As a highly geologically active area which is popular with tourists, the Fuji Five Lakes federation is highly cognisant of the need for extensive tragedy pre-planning, particularly given it is located in a disaster-prone country. “Their priority is number one is the eruption of Mt Fuji, followed by an earthquake, heavy snowfall, a typhoon, and heavy rainfall,” Takamatsu described.  

Together with the local city government, the tourism department, and the disaster prevention departments, the prefectural government agencies, and the Chamber of Commerce & Industry, the Fuji Five Lakes federation called for consultation and advice for its Tourism Crisis Response Manual. What was produced was, as Beirman stated, one of the benchmarks in tourism disaster preparedness. “The development of the Fuji Five Lakers federation Tourism Crisis Response Manual was a successful example the private and public collaboration,” Takamatsu added. 

All the groundwork laid by organisations such as the Fuji Five Lakes federation is so, after a disaster occurs, a destination can send its key message as soon as possible; that is: “we are open for business,” Ketter revealed. “It is that prime message we have to send out, and whatever the process we have to encounter that give travellers a chance to be part of the right game!” 

With a crisis, there also comes an opportunity to reimage and remarket a destination, which as Beirman suggested, he owes witness to over his decades of experience. Ketter in his years in the field has even seen destinations “turn their recovery into the story”.  

“It’s a great period of time, its inspiration, changes happening,” he emphasised. “Glacier National Park every few years suffered from severe wildfires, and one of the strategies they’ve done through the years is design a new equation, meaning fire is a process in which the forest regenerates itself’, and through that, they were saying ‘okay, we’re not going to attract the same audience, we’re going to look at the sustainable, eco-travel market, and say, ‘we have here a natural process you can see in the forest, better understand the nature, the ecology, you can come to a place that feels natural again.” 

The USA’s Glacier National Park experiences wildfires every few years.

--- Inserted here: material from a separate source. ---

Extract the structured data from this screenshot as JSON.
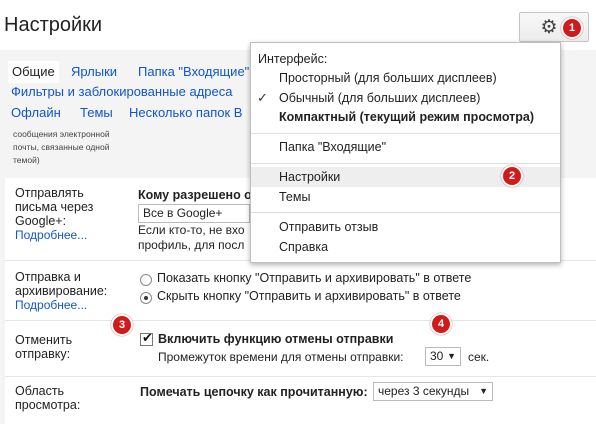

Ketter also saw such a stance take hold following the Apr 2015 Nepal earthquake. “Tourists who were there immediately following the earthquake were handed out postcards with the hashtag #Nepalnow, and were asked to share the image on social media to their friends, and say ‘hey, we’re in Nepal now, we’re having great time’.”  

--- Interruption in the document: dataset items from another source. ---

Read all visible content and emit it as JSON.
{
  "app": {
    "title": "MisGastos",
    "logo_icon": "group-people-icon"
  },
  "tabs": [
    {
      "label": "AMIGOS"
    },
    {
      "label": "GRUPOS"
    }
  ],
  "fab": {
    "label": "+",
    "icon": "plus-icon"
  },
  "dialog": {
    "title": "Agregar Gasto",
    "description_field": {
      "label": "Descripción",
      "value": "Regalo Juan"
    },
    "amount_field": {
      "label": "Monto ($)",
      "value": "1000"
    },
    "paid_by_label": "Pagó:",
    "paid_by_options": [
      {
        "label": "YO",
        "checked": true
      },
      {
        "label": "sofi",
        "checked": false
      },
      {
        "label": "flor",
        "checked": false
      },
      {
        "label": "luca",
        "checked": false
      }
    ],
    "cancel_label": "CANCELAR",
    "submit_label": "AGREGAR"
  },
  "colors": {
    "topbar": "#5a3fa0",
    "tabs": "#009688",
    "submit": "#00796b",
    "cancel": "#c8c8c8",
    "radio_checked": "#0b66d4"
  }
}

He believes Hawaii can convey a similar message, that most of the destination is unaffected, and that tourism is back. “One [island] was affected, and not the entire island, but just a certain region of Maui,” he explained. “By limiting and reducing the scale of the crisis, you can actually convey a message for the other 80-90% of the territory.” 

Even novel initiatives can have far-reaching effects during a time of crisis. David Beckham’s visit to Nepal following the 2015 earthquake saw the English former soccer player enlisted as part of a funding campaign, where he played gamers in Bhaktapur – a city in particular need of a tourism reimaging, given the ‘quake had destroyed one of its centuries-old UNESCO World Heritage Sites.  

“The visit of David Beckham was a bigger success than any other VIP that came,” Ketter enthused. Another example saw Egypt run a US$99 famil trip after the Gulf War for travel advisors all over Europe. “In three months, we had over 3,000 travel consultants coming,” he gushed. 

While it is difficult to sell positive news, Ketter firmly believes “it’s not over when it’s over”.

“It will be a long time and a lot more to invest in the recovery, because it will take time for people to get rid of these pictures of Maui burning, but coming back to my bottom line, it’s not what you do after the crisis, it’s what you planned before.”